Impressionism was proposed a radical movement at the time, as their activities broke the set rules of academia when it came to painting. They colored unconventionally, freely brushed and held primacy over line. They also carried away their art out of the studios and into the world. Where it had at one time been the code for painters of even landscapes to do such work indoors, the impressionists freely went into wide world in order to experience it and have it leave its impression on them. Painting realistic scenes of modern life, they portrayed overall visual effects instead of details. They used short "broken" brush strokes of mixed and pure unmixed color, not smoothly amalgamated or shaded, as was customary, in order to achieve the effect of intense color vibration.

Impressionism initially came about in France. While there were at the time other painters, including the Italian artists known as the Macchiaioli, and Winslow Homer in the United States, who were also at this time discovering the art of plein-air painting, the Impressionists improved new techniques for this purpose that were specific to the impressionist movement. Focusing on what its followers called a new and different way of seeing, it was an art of immediacy and movement, of candid poses and compositions, of the play of light expressed in a bright and varied use of color. See the below art reproductions of impressionist paintings.

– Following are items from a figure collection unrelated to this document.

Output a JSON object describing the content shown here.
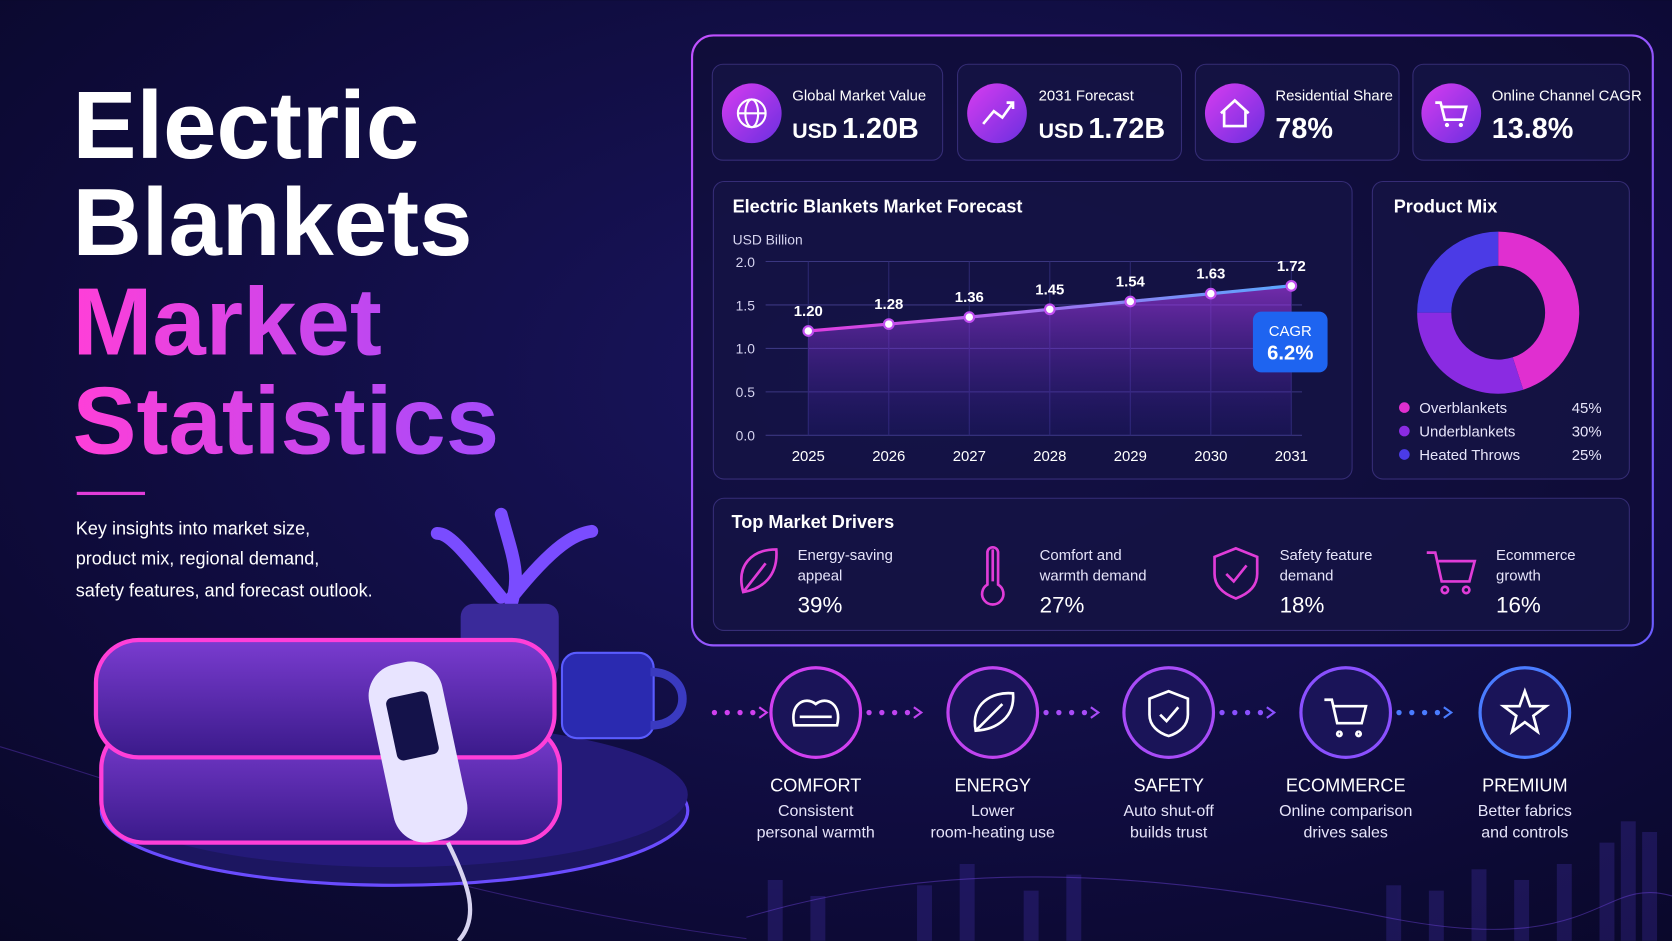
{
  "hero": {
    "title_lines": [
      "Electric",
      "Blankets",
      "Market",
      "Statistics"
    ],
    "description_lines": [
      "Key insights into market size,",
      "product mix, regional demand,",
      "safety features, and forecast outlook."
    ]
  },
  "kpis": [
    {
      "label": "Global Market Value",
      "prefix": "USD",
      "value": "1.20B"
    },
    {
      "label": "2031 Forecast",
      "prefix": "USD",
      "value": "1.72B"
    },
    {
      "label": "Residential Share",
      "value": "78%"
    },
    {
      "label": "Online Channel CAGR",
      "value": "13.8%"
    }
  ],
  "chart_data": [
    {
      "type": "line",
      "title": "Electric Blankets Market Forecast",
      "y_label": "USD Billion",
      "categories": [
        "2025",
        "2026",
        "2027",
        "2028",
        "2029",
        "2030",
        "2031"
      ],
      "values": [
        1.2,
        1.28,
        1.36,
        1.45,
        1.54,
        1.63,
        1.72
      ],
      "value_labels": [
        "1.20",
        "1.28",
        "1.36",
        "1.45",
        "1.54",
        "1.63",
        "1.72"
      ],
      "ylim": [
        0,
        2
      ],
      "yticks": [
        {
          "value": 0,
          "label": "0.0"
        },
        0.5,
        {
          "value": 1,
          "label": "1.0"
        },
        1.5,
        {
          "value": 2,
          "label": "2.0"
        }
      ],
      "color": "#c04ef0",
      "grid": true,
      "annotation": {
        "label": "CAGR",
        "value": "6.2%"
      }
    },
    {
      "type": "pie",
      "title": "Product Mix",
      "categories": [
        "Overblankets",
        "Underblankets",
        "Heated Throws"
      ],
      "values": [
        45,
        30,
        25
      ],
      "value_labels": [
        "45%",
        "30%",
        "25%"
      ],
      "colors": [
        "#e02fd0",
        "#8a2be2",
        "#4b3be6"
      ]
    }
  ],
  "drivers": {
    "title": "Top Market Drivers",
    "items": [
      {
        "label_lines": [
          "Energy-saving",
          "appeal"
        ],
        "value": "39%"
      },
      {
        "label_lines": [
          "Comfort and",
          "warmth demand"
        ],
        "value": "27%"
      },
      {
        "label_lines": [
          "Safety feature",
          "demand"
        ],
        "value": "18%"
      },
      {
        "label_lines": [
          "Ecommerce",
          "growth"
        ],
        "value": "16%"
      }
    ]
  },
  "steps": [
    {
      "title": "COMFORT",
      "lines": [
        "Consistent",
        "personal warmth"
      ]
    },
    {
      "title": "ENERGY",
      "lines": [
        "Lower",
        "room-heating use"
      ]
    },
    {
      "title": "SAFETY",
      "lines": [
        "Auto shut-off",
        "builds trust"
      ]
    },
    {
      "title": "ECOMMERCE",
      "lines": [
        "Online comparison",
        "drives sales"
      ]
    },
    {
      "title": "PREMIUM",
      "lines": [
        "Better fabrics",
        "and controls"
      ]
    }
  ]
}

The initial public reaction to the impressionist movement was hostile. Clearly, this was not painting in the way of the famous masters and according to the set standards of the time. However, as does often happen, the public in time did come around, gradually seeing how the Impressionists had captured a fresh and original vision, even if it did not receive the agreement of the art critics and establishment. The ability of impressionism to re-create the sensation in the eye that views the subject, rather than recreating the subject, and by creating a welter of techniques and forms, Impressionism became a precursor seminal to various movements in painting which would follow, along with Neo-Impressionism, Post-Impressionism, Fauvism, and Cubism.